Dans tous les scénarios de recomposition politique, il est en outre rare qu’un parti en perte de vitesse soit de nature à séduire par-delà ses frontières. Dans un autre registre, c’est toujours ce qui a contrecarré le souhaits des partisans d’une alliance entre Groen et le SP.A, au nord du pays: il y avait toujours un parti ayant l’ascendant sur l’autre. CQFD. Dans le contexte politique actuel, l’appel de De Wever a peu de chance d’être entendu.

3 Un avertissement

La déclaration de Bart De Wever peut aussi être vue sous l’angle d’un message interne et d’un avertissement.

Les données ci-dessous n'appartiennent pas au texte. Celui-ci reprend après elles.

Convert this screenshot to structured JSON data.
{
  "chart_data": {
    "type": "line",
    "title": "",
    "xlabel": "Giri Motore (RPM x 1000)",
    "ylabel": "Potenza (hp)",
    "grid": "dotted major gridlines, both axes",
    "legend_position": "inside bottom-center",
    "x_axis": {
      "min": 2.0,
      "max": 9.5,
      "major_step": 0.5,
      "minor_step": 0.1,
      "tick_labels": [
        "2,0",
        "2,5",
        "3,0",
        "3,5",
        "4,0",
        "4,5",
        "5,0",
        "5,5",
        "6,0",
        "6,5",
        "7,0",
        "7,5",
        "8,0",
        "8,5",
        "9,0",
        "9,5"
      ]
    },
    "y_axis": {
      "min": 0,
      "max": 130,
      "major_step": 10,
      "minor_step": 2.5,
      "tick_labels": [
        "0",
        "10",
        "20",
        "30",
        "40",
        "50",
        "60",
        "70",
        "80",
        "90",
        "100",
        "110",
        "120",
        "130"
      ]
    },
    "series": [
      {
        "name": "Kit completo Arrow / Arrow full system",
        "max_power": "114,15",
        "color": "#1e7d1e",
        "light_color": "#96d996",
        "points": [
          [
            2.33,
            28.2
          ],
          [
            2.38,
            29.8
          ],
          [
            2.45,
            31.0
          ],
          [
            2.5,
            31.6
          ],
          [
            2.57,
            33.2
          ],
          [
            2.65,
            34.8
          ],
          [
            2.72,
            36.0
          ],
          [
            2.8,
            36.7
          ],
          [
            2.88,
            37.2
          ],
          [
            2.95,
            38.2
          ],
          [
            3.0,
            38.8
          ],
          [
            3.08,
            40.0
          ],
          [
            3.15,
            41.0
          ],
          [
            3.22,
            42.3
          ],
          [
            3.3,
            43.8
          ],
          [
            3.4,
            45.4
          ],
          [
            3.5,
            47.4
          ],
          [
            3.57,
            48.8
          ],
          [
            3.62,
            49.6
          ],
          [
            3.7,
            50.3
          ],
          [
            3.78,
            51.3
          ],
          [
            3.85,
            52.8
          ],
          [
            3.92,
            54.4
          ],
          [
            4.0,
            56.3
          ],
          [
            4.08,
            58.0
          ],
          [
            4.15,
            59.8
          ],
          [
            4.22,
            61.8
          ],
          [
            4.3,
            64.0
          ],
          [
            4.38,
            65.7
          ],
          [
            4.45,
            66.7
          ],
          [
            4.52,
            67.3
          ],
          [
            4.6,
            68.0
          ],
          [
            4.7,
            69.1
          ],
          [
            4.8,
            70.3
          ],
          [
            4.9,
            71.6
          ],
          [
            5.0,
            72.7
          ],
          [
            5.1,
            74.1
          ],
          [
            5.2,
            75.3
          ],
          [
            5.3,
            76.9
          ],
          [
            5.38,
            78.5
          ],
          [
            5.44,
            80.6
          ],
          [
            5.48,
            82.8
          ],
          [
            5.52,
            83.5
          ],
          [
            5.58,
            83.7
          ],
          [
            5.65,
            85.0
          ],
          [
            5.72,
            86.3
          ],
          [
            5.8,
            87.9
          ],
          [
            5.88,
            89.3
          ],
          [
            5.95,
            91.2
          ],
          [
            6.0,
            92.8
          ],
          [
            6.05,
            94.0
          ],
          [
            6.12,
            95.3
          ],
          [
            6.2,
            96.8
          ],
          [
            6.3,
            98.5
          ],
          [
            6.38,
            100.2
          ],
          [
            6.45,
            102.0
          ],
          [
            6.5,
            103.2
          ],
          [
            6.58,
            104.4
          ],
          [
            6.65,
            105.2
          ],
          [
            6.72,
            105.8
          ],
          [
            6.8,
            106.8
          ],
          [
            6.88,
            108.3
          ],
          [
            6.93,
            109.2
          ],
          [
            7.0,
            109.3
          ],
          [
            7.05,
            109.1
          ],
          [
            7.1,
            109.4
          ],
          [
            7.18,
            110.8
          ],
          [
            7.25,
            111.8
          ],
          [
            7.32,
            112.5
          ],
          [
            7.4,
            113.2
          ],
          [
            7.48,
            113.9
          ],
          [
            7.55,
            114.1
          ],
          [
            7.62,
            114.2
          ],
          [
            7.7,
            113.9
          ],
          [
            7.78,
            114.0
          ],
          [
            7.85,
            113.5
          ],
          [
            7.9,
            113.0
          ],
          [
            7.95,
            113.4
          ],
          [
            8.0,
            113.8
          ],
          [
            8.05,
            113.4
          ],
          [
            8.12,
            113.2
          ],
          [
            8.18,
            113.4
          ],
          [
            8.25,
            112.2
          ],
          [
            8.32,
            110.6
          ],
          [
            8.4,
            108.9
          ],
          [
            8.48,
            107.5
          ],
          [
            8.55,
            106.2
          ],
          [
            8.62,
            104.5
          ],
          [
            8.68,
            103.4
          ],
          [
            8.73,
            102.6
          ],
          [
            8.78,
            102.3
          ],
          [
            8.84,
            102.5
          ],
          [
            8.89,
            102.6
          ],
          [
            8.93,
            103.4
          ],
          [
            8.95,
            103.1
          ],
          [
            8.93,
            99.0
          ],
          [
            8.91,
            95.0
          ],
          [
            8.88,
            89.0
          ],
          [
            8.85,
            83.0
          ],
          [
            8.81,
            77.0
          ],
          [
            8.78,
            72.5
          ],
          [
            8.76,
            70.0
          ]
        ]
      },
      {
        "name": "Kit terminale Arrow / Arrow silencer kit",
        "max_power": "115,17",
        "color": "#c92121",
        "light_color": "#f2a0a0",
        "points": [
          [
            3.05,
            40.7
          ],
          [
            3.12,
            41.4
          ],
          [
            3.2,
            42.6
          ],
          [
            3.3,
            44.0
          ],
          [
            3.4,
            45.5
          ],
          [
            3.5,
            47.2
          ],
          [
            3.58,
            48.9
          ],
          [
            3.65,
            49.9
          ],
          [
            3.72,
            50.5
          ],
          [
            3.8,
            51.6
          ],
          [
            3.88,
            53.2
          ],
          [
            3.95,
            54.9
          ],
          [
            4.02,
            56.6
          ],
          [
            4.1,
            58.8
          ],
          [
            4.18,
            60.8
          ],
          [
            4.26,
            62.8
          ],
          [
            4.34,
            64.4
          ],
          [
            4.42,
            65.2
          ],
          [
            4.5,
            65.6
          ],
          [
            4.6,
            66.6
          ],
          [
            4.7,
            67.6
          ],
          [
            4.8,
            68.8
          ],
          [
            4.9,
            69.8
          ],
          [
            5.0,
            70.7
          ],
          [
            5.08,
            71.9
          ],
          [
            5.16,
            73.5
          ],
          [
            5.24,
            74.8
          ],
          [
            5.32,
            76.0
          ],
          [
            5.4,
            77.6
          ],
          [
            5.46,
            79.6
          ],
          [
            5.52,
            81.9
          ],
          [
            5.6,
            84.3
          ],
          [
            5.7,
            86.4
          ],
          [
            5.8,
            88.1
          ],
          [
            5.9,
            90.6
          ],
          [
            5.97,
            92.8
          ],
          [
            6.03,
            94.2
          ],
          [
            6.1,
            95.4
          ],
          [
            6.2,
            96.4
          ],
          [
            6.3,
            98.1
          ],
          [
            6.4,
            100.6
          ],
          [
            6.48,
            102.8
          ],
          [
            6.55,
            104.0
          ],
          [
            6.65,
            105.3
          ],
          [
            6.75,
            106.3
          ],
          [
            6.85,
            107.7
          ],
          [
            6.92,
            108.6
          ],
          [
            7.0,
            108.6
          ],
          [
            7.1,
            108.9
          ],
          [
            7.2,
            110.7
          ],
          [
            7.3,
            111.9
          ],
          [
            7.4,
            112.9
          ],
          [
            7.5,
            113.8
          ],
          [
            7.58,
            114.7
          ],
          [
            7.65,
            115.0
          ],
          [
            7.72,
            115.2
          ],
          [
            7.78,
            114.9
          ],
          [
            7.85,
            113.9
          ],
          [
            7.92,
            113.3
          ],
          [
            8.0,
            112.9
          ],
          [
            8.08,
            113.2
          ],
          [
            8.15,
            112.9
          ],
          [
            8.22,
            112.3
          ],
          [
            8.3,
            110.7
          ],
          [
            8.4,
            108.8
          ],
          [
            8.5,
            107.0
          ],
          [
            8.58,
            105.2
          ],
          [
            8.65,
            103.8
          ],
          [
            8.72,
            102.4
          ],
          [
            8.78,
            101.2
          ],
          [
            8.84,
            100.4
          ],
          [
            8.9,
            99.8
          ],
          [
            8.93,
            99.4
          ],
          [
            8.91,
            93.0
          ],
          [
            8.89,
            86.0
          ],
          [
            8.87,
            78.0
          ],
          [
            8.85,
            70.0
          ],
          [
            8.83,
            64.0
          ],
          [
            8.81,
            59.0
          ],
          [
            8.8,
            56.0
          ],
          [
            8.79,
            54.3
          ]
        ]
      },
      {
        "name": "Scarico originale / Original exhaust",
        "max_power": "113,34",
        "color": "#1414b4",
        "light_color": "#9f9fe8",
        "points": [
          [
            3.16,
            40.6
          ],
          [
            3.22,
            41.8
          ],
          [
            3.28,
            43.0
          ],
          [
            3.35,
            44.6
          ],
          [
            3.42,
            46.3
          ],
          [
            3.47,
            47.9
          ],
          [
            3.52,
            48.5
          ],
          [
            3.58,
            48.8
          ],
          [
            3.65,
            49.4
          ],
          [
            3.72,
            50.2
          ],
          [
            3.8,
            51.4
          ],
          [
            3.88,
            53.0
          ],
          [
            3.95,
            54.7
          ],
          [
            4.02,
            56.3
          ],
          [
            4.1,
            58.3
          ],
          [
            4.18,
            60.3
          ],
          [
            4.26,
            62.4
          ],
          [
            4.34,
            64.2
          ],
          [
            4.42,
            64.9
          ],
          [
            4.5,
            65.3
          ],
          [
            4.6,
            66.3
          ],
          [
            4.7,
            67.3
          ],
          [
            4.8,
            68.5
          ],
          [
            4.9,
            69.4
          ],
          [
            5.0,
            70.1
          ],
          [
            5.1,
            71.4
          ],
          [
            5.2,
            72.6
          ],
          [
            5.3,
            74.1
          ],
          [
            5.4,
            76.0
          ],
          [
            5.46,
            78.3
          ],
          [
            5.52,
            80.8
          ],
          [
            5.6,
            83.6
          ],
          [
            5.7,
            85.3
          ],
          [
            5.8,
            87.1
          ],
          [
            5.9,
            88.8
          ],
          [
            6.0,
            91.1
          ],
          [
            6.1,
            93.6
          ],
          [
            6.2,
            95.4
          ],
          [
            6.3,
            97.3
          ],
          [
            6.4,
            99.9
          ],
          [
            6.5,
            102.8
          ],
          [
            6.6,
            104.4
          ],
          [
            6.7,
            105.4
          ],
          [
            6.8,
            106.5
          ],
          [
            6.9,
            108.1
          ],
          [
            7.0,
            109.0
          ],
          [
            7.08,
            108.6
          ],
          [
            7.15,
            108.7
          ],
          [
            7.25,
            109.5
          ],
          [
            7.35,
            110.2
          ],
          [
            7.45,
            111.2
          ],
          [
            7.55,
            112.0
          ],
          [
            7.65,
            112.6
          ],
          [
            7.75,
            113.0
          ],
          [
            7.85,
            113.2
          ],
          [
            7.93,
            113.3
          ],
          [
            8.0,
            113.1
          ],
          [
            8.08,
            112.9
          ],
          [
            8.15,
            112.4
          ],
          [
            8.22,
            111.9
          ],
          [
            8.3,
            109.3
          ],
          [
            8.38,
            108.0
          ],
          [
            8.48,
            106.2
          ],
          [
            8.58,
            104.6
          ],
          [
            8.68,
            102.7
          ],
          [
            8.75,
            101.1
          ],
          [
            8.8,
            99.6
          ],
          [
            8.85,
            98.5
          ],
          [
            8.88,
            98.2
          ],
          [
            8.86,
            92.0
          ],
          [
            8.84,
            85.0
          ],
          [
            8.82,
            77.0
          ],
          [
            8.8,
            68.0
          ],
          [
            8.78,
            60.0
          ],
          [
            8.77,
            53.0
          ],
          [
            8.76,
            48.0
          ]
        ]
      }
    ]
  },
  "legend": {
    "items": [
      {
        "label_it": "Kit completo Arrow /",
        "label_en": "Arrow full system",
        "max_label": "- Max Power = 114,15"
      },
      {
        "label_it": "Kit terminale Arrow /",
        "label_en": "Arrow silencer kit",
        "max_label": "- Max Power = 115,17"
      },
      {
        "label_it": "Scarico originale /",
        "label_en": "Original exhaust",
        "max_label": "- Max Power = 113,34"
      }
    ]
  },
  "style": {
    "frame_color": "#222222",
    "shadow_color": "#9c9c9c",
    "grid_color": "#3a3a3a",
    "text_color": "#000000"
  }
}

Un message interne: réélu à la présidence du parti pour la sixième fois (!) en novembre dernier, le bourgmestre d’Anvers entend bien ancrer sa formation dans le camp démocratique, là où il l’a enracinée, avec un visage libéral et conservateur. L’élection à la vice-présidence, et la non-désignation de Theo Francken, était également un signal en ce sens, la semaine passée. C’est un ‘statement’ face à cexu qui rêvent d’autre chose.

C’est un avertissement, aussi, pour l’extérieur: la N-VA, pointée du doigt par les francophones et dans l’opposition fédérale, pourrait bien se radicaliser davantage encore sur deux thématiques sensibles: l’immigration et l’indépendance de la Flandre. En interne, et au sein du Mouvement flamand, certains rêvent d’un grand soir pour la Belgique en 2024 et d’une autre type d’alliance, de type Forza Flandria, avec une extrême droite acceptable démocratiquement. Si la balkanisation du paysage se poursuit, un autre « homme providentiel’ pourrait-il être, un jour, tenté de lancer un appel en ce sens-là? Et les autres partis ne doivnet-ils pas se méfier de cette perspective?